Кто это говорит - Геродот? Ромен не в силах поднять отяжелевшие веки. Или - история?.. Или это он сам говорит с кафедры Коллеж де Франс? Конечно, это он сам. Вспоминает и говорит. И видит то, о чем говорит.
Ему интересно рассказывать. Еще интереснее видеть, как слова воплощаются в живые картины. Но как он может видеть, если он за кафедрой Коллеж де Франс?.. А не все ли равно? Ромен следит за картинами, которые развертываются перед ним. Он это рассказывает, или история, или Геродот - безразлично. Главное - он видит. И ему надо видеть все и рассмотреть до конца.
- Египет сложился как государство. Наступил расцвет деспотии.
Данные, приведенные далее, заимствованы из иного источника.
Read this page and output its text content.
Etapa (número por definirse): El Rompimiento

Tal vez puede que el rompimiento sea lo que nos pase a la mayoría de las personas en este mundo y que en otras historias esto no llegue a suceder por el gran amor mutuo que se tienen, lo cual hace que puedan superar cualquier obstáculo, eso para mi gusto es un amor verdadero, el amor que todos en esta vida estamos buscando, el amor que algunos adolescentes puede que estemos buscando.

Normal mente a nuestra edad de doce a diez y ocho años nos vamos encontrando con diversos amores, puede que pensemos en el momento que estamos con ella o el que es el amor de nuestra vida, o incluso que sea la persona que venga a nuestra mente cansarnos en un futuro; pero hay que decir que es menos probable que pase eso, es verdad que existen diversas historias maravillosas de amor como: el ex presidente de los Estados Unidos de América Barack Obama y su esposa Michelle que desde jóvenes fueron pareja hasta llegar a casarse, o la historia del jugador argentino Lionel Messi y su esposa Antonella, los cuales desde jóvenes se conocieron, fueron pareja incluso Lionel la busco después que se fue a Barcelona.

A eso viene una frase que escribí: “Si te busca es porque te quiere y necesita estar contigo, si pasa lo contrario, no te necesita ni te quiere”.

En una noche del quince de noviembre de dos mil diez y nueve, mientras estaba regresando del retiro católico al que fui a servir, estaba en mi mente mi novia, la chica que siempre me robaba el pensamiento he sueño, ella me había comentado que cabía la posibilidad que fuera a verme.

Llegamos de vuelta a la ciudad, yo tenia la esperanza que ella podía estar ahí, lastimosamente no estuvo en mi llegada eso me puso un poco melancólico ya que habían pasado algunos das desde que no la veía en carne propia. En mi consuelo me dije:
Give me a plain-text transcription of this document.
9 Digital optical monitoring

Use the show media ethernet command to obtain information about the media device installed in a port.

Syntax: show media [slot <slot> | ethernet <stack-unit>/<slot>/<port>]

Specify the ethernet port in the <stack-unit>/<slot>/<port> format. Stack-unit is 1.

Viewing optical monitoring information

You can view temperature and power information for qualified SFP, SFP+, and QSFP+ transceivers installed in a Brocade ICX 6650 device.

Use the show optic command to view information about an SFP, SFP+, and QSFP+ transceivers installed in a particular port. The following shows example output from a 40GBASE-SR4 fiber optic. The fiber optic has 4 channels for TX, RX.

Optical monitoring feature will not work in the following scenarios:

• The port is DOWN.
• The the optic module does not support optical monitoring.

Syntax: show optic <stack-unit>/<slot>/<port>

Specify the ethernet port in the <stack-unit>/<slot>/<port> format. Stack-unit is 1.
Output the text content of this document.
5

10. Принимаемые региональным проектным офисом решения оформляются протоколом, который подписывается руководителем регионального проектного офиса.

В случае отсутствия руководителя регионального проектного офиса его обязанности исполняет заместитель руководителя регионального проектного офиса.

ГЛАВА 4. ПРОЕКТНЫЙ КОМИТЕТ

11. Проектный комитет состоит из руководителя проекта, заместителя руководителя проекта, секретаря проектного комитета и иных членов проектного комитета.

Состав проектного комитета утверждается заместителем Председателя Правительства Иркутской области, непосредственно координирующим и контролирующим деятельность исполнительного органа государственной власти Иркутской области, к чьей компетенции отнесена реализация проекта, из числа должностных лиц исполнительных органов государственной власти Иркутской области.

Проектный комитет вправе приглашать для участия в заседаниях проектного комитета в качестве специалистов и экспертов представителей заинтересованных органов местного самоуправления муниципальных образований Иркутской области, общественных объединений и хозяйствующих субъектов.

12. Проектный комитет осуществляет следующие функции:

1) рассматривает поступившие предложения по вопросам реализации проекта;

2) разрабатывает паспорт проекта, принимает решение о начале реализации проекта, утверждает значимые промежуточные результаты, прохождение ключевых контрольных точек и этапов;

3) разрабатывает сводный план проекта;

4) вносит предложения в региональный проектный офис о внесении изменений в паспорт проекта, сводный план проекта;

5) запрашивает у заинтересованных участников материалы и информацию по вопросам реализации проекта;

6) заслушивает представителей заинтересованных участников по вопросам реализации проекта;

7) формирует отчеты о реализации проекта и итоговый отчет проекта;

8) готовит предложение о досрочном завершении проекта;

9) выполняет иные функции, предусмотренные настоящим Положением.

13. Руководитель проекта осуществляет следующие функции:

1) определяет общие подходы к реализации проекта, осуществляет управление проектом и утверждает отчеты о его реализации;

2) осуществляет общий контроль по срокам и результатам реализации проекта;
Фараон становится богом, требует божеских почестей. Слово фараона - закон. Чтобы утвердить могущество, фараоны воздвигают себе памятники из вечного камня - пирамиды. Крупнейшую пирамиду поставил Хуфу - лев Четвертой династии.
Из темной пустыни набегает синяя лента. Это Нил, узнает Ромен, по-древнеегипетски Хапи - река жизни. Лента течет и течет, а Ромен, как птица, летит над ней, - сколько раз, думает он, приходилось летать самолетом... Но это другой Нил, и деревни по его берегам другие, и дельта другая.
- Двадцать лет строилась пирамида. Сто тысяч человек были заняты на постройке.
Ромен видит дорогу, ровную, ослепительно белую, протянутую от Нила в пустыню. Белые плиты известняка на дороге почти не видны. Зато видны деревянные коричневые полозья и коричневые тела людей, впряженных в полозья. Они тянут плиты в слепящую желтизну пустыни. "Э-эй-й!" - погонщики взмахивают бичами. Свистят в воздухе ременные змеи, оставляя на спинах рабочих вспухшие желваки. "Э-эй-й!.." Ромен видит лоснящиеся от пота лица, раскрытые от натуги и жажды рты.
- Две тысячи триста глыб, каждая весом в две с половиной тонны, пошло на пирамиду Хуфу.
Опять белизна. Но это уже не дорога, это каменоломни. Под солнцем известняк блестит как свежевыпавший снег. Ах, хоть бы частицу прохлады! Но здесь не видели снега, не знают прохлады. Свирепый десятник чертит на скале прямоугольник, обозначающий профиль плиты. Рабочие сверлят отверстия, вбивают в них деревянные клинья, похожие на шипы. Клинья поливают водой. Дерево разбухает, скала трескается. Глыбу медленно отворачивают, грузят на сдвоенные полозья. "Э-эй-й!" звучит в раскаленном добела воздухе. Спины рабочих выгибаются дугами. Скрипит дерево по известковому снегу.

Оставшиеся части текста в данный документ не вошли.